Arousal for Women Can Be Enhanced by Cannabis
Long have women known the arousals and pleasures of cannabis and sex, but are we able to prove its pharmacological effects? And does that even matter?
Sexual dysfunction (inability to achieve satisfaction in sexual activity) is more common than one would like for women experiencing menopause or using anti-depressants. While Viagra (sildenafil) has been considered helpful for women, it does not treat all the symptoms involved in female sexual dysfunction. Women deserve better and cannabis could do exactly that.
How Does Cannabis Improve Your Sex Life?
The recreational use of cannabis has long been associated with increased sexual desire and sexual enjoyment in women. Cannabis could potentially treat many of the aspects of sexual dysfunction that other mainstream therapies, like sildenafil or cognitive therapy, cannot. To date there are very few scientific or clinical studies on the use of cannabis to treat sexual dysfunction in women, however, there is a small body of data that suggests it has good potential.
The bulk of the data surrounding the effect of cannabis on the sexual arousal of women is based on questionnaires and self-reporting, collected over the past several decades from recreational users. The responses to these questionnaires converge on several points: low doses of cannabis and short-term usage promote aspects of female sexuality, such as enhanced sexual desire, enjoyment, and satisfaction. An increased perception of intimacy with a partner was also reported.

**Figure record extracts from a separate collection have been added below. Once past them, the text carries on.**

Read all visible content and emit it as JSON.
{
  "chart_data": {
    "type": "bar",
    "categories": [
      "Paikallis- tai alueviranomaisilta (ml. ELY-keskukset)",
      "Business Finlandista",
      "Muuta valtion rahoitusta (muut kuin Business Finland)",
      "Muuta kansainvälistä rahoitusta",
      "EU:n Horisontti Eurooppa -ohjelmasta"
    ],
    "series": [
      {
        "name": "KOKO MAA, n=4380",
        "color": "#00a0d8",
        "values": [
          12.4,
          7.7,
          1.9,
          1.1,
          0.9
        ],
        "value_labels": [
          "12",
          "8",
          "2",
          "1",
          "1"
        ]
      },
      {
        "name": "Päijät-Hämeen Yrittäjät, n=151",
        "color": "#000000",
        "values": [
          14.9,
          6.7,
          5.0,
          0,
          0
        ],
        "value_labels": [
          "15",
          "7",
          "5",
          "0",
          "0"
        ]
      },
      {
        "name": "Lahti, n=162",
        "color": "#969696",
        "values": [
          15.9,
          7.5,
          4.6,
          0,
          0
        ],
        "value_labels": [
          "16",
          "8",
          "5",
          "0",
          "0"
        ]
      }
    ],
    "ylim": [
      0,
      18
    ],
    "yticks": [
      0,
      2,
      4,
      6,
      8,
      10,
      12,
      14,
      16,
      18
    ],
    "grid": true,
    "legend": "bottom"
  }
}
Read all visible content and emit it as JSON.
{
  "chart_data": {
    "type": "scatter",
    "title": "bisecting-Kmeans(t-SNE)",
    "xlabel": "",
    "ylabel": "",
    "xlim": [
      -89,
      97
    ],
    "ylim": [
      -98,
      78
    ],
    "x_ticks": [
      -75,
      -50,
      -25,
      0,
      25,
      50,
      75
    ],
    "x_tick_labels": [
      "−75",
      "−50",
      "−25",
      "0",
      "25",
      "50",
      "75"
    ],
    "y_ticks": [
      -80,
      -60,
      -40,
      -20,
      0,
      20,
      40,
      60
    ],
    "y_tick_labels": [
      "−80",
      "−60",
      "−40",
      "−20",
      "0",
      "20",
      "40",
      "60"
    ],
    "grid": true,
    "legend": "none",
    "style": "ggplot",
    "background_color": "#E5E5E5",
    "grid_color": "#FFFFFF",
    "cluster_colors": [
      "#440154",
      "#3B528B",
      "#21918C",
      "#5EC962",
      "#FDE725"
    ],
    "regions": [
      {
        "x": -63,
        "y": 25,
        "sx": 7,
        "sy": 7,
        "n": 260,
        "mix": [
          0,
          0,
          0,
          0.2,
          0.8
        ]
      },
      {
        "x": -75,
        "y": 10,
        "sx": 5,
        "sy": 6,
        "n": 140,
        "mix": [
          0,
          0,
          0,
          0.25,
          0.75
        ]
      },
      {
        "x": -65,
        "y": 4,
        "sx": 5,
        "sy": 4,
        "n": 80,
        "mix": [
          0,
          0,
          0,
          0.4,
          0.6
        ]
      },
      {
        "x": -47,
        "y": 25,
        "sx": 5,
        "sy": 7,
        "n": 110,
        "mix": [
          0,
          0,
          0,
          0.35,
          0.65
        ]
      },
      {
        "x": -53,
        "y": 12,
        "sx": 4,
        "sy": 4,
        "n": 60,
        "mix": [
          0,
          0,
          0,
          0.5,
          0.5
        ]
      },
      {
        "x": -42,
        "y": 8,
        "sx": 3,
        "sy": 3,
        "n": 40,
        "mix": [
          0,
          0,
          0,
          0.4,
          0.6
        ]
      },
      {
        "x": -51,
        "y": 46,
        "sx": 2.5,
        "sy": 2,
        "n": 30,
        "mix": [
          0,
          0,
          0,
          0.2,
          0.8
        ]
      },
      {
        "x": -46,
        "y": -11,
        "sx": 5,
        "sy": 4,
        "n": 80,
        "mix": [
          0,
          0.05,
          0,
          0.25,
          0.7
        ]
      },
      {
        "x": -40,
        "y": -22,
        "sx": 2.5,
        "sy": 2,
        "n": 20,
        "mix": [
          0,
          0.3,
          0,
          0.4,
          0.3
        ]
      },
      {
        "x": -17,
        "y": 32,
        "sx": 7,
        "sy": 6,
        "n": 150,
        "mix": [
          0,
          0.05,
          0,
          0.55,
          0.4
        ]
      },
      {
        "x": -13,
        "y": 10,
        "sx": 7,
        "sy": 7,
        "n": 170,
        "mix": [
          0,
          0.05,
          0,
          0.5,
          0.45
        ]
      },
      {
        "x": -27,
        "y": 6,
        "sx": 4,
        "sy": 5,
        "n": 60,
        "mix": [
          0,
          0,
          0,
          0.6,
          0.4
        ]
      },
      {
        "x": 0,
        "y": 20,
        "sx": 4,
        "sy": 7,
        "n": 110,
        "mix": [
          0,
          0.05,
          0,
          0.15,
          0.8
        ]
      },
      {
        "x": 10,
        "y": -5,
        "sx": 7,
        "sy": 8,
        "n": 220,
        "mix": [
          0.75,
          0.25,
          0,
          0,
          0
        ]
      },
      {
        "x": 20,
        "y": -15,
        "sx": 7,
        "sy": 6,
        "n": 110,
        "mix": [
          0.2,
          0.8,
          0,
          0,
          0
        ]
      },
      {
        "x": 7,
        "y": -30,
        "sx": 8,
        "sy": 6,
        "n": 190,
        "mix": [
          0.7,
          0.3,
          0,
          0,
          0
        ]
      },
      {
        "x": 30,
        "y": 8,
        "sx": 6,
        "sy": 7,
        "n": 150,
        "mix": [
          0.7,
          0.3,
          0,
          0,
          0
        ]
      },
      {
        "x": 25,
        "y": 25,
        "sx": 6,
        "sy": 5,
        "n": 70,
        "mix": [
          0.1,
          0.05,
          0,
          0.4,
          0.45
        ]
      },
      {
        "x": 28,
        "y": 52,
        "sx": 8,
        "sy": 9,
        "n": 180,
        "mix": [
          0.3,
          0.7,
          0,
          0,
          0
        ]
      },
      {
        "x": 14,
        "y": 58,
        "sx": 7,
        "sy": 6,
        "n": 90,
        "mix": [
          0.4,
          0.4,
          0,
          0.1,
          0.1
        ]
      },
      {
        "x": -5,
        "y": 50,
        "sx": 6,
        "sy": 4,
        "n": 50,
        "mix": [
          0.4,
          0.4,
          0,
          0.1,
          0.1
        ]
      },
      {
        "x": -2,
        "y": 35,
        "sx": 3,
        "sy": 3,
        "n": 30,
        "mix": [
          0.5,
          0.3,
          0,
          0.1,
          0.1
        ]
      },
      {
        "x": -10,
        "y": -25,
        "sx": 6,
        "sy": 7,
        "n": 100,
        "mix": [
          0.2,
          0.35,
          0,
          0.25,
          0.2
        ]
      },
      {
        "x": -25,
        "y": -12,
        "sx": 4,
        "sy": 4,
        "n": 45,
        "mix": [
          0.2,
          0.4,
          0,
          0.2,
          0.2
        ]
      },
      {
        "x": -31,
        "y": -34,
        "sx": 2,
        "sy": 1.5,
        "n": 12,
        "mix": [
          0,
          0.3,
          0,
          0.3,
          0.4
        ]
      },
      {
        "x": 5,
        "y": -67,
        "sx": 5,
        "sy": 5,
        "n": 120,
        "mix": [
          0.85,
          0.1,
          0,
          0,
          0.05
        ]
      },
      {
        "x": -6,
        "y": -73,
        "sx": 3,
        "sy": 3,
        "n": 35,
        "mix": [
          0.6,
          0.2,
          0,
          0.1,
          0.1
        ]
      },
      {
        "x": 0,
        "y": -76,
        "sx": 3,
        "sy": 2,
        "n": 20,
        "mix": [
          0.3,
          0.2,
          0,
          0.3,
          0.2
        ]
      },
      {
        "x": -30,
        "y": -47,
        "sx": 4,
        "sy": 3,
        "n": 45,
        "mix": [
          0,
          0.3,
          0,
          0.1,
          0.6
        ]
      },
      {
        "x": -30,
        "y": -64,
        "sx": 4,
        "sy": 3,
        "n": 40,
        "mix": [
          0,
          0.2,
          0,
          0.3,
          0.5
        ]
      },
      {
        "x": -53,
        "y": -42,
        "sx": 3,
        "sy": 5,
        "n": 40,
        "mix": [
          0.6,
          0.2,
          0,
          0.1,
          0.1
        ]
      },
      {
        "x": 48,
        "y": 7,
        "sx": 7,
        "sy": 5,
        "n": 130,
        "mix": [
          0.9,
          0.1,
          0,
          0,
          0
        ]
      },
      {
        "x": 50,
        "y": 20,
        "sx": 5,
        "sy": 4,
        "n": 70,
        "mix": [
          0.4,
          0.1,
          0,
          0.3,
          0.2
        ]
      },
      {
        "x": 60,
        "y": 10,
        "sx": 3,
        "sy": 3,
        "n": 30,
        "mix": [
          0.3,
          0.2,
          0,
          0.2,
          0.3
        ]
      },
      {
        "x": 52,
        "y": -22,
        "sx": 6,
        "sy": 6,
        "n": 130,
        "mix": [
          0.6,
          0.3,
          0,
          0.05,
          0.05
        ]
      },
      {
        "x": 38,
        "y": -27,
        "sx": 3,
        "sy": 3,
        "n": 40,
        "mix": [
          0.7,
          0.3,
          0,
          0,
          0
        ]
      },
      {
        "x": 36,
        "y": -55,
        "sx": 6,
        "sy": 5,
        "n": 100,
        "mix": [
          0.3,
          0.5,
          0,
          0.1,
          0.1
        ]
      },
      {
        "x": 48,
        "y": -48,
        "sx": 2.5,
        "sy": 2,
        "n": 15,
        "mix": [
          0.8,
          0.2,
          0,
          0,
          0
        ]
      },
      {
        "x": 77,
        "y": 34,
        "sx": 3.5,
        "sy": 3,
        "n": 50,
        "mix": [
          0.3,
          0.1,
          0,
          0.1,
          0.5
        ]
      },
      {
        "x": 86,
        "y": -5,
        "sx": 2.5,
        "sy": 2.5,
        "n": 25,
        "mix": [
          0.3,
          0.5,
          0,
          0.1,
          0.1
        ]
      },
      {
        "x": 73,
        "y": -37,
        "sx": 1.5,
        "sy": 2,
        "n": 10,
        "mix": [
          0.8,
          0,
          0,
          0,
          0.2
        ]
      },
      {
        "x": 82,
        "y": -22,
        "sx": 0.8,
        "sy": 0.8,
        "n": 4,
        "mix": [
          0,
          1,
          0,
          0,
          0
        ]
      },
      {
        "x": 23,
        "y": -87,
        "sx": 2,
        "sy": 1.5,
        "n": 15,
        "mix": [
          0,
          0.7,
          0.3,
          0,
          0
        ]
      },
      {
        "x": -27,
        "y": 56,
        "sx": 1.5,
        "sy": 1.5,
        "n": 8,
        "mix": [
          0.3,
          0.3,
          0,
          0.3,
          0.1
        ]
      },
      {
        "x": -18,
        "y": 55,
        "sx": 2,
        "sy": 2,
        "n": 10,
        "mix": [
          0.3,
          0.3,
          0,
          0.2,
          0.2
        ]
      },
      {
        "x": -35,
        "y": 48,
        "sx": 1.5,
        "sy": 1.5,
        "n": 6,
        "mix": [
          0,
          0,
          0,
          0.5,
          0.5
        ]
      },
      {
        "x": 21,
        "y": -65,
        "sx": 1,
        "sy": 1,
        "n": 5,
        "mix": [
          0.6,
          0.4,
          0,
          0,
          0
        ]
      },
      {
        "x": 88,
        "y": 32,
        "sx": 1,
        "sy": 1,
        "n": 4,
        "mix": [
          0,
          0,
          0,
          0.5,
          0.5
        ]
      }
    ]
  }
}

High doses of cannabis or chronic usage appear to have a negative effect on sexuality.
The main component of cannabis, delta-9-tetrahydrocannabinol (THC), has been investigated in animal studies to uncover the mechanism responsible for its effect on female sexuality. It is thought to work mainly through the cannabinoid receptor CB1, and not as a hormone analog.
In several animal studies, THC activating the CB1 receptor was able to increase the sexual receptivity of animals by working together with hormones. The THC signaling pathway appeared to intersect with those of dopamine and progesterone. However, there are also a small number of animal studies that found the opposite to be true, that inhibiting the CB1 receptor could facilitate sexual receptivity. While mechanisms don’t always translate perfectly from animal models to humans, it is clear that more research is needed to discover the true mechanism of THC’s effect on sexuality.
Can Women Achieve Better Orgasms with Cannabis?
Sadly, very little work has been done with human subjects. There is a case study from 2004 of one woman who took dronabinol (a drug made of synthetic THC) to successfully treat her sexual dysfunction caused by the medications she was taking for her bipolar disorder. Obviously, a study on one person, while providing hope, does not provide conclusive evidence that would be required for approval of THC to treat sexual dysfunction.
Another small study found that the endocannabinoid 2-arachidonoylglycerol (2-AG) decreased in the blood following arousal. While this demonstrates that the endocannabinoid system plays a role in human female sexual arousal, the scientists were expecting to see an increase in endocannabinoids. They hypothesize that this may indicate a negative effect on sexual functioning, although there have not been any follow-up studies to confirm this.
Meanwhile in Real Life…
Anecdotal reports praise the power of cannabis to help women relax, let go of body image issues, and stay present in the moments of foreplay. All of these factors are hinderances to sexual satisfaction. In addition. cannabis can make you more sensitive to touch in all regions of the body. We don’t have to have successful reports from the pharmacological perspective in order to know that it works.
Whatever the mechanism, it is possible that cannabis could be effective at combating the lack of desire or sexual dissatisfaction that occur in women with sexual dysfunction. However, a more focused research effort will be needed to provide the data necessary to make this a more mainstream treatment.